Cell membranes that are in the disordered phase have been found to be fully solubilized by non-ionic detergents. Detergent resistant membranes (DRMs) have been found to be rich in sphingolipids and cholesterol. The long saturated acyl chains and high acyl chain melting temperature of sphingolipids mediate their association in detergent resistant domains. These sphingolipid and cholesterol-rich domains have the properties of the liquid-ordered (l_o) phase previously described in model membranes. Detergent-resistant membranes (DRMs) isolated from cells are thought to be derived from rafts in living cells because there is a good correlation between the onset of the ordered phase and the acquisition of detergent insolubility in model membranes (Ahmed et al., 1997, Schroeder et al., 1998). Several lines of investigation support the idea that DRMs are not detergent-induced artifacts, but exist as domains in cell membranes (Brown and London, 1997).

Using Electrospray Ionization/Mass Spectrometric Analysis, Pike et al. reported that lipid rafts isolated in the absence of detergent not only contain, at their core, the high cholesterol DRM material discussed above, but also contain loosely associated lipids that are enriched in anionic phospholipids, plasmalogens, and arachidonic acid-containing molecular species.

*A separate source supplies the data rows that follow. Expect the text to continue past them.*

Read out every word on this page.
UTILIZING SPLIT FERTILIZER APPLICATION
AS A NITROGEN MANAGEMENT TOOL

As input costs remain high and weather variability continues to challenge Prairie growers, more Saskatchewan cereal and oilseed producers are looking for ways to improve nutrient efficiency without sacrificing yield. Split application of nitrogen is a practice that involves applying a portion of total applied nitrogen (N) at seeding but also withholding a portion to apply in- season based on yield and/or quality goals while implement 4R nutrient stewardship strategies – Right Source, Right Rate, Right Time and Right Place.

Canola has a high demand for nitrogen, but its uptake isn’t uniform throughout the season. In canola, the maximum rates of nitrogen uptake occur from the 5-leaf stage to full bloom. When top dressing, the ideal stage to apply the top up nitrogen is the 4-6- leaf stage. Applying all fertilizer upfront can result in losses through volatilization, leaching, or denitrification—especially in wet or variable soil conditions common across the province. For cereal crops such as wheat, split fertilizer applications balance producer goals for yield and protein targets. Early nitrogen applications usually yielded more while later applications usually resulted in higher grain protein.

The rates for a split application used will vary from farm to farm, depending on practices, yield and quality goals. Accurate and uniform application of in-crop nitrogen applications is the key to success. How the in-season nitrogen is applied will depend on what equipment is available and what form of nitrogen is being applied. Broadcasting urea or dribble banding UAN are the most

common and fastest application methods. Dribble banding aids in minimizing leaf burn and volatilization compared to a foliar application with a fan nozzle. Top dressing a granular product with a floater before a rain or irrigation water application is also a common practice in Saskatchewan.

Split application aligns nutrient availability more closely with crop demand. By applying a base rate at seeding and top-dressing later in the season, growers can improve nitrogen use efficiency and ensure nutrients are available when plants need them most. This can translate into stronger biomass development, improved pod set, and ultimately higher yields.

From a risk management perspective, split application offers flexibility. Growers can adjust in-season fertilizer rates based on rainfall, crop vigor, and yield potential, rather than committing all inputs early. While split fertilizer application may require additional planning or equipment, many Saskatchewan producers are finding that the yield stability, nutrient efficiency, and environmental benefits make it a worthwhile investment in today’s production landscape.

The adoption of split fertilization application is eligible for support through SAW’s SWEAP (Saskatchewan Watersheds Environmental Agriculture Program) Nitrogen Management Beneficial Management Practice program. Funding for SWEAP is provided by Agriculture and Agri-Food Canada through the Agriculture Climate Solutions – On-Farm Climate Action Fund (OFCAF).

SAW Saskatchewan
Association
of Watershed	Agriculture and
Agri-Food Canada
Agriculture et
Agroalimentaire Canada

The enrichment in lipid rafts of arachidonic acid-containing phospholipids implies that these domains may represent a localized pool of substrate for the generation of arachidonic acid in response to cell activation. Further, phosphatidylserine is substantially enriched in this compartment, suggesting it may be important for the function of these domains, etc. (Pike et al., 2002).

It has been postulated that proteins with a high affinity for an ordered lipid environment are selectively recruited to rafts (Schroeder et al., 1994). Proteins modified with saturated fatty acyl chains that could partition favorably into l_o phase domains would be expected to partition into l_o domains. The best characterized acyl modifications of proteins which target proteins to DRMs are structures that include dual saturated acyl chains (Moffett et al., 2000). These are glycosylphosphatidylinositol membrane anchors (Arreaza and Brown, 1995, Rodgers et al., 1994) [which contain predominantly saturated fatty acids; McConville and Ferguson, 1993], modification with tandem amide-linked myristate and thioester-linked palmitate (Milligan et al., 1995, Shenoy-Scaria et al., 1994), and modification with tandem thioester-linked palmitate chains (Arni et al., 1998).